Il est habituel dans nos contrées de se souhaiter mutuellement « Joyeuses Pâques ». Je l’ai fait et referai, bien sûr. Y compris pour tous mes lecteurs de ce geocortex.site, quelles que soient leurs options religieuses ou non.
Mais je préfère la formulation des églises d’Orient (pas si lointain) qui se saluent par « Christ est ressuscité ». L’essentiel est là. Saint Paul, l’a dit à sa manière dans sa première lettre aux Corinthiens :
« Frères, nous proclamons que le Christ est ressuscité d’entre les morts ; alors, comment certains d’entre vous peuvent-ils affirmer qu’il n’y a pas de résurrection des morts ? Car si les morts ne ressuscitent pas, le Christ non plus n’est pas ressuscité. Et si le Christ n’est pas ressuscité, votre foi est sans valeur, vous êtes encore sous l’emprise de vos péchés ; et donc, ceux qui se sont endormis dans le Christ sont perdus. Si nous avons mis notre espoir dans le Christ pour cette vie seulement, nous sommes les plus à plaindre de tous les hommes. Mais non ! le Christ est ressuscité d’entre les morts, lui, premier ressuscité parmi ceux qui se sont endormis. »

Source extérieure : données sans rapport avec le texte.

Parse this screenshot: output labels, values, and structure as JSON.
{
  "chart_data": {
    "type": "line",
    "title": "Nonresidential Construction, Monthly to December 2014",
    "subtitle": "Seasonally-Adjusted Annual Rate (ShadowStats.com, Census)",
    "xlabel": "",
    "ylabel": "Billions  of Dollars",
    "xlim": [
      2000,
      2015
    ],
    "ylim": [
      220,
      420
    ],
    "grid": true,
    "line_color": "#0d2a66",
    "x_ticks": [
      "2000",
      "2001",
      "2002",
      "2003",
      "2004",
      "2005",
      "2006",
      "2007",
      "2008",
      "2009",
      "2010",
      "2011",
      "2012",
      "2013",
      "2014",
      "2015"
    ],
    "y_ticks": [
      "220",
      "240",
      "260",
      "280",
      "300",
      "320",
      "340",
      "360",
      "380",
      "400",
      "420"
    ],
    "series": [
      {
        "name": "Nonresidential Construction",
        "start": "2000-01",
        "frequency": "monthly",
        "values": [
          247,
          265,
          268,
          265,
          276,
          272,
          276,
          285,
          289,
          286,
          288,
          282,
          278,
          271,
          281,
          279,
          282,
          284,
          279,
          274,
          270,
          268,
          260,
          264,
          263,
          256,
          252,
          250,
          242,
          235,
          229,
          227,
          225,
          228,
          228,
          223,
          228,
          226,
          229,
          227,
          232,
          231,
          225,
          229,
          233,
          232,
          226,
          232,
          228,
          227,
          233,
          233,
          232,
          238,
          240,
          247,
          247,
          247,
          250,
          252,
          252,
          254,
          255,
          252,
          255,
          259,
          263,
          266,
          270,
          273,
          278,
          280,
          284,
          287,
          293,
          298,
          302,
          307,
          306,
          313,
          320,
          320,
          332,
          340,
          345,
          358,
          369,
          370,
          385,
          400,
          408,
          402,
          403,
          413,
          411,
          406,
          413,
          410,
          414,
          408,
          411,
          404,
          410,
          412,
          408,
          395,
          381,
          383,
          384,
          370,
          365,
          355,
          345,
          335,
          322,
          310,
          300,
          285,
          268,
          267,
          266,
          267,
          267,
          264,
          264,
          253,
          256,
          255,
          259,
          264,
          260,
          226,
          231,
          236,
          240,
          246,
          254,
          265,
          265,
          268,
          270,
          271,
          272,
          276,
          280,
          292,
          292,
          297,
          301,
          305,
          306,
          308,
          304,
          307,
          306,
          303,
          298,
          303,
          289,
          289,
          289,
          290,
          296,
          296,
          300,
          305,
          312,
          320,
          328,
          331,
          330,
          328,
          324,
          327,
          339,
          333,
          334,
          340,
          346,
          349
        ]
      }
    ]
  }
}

Saint Paul fut le plus pénétrant des Juifs, sans qui la communauté chrétienne ne serait peut-être restée qu’une petite secte perdue dans les terres arides de la Méditerranée. Et quel Juif ! La mort, il savait de quoi il parlait, lui qui s’était voué corps et âme à la persécution des chrétiens.
Cette première notion fondamentale est trop souvent oubliée. Souvent les convertis tombent dans un prosélytisme exacerbé. Mais ils plongent aussi dans les racines de la pensée qui surgit en eux et la font refleurir enrichie. Il est des temps où nous avons plus besoin des loups assagis que des moutons bêlants. Car la vie abrite bien des morts, y compris spirituelles, et la mort omniprésente nous oblige à d’étranges introspections. L’oublier, c’est faire entrer Pâques dans la boutique des lapins en chocolats. S’en tenir là serait la vraie tristesse.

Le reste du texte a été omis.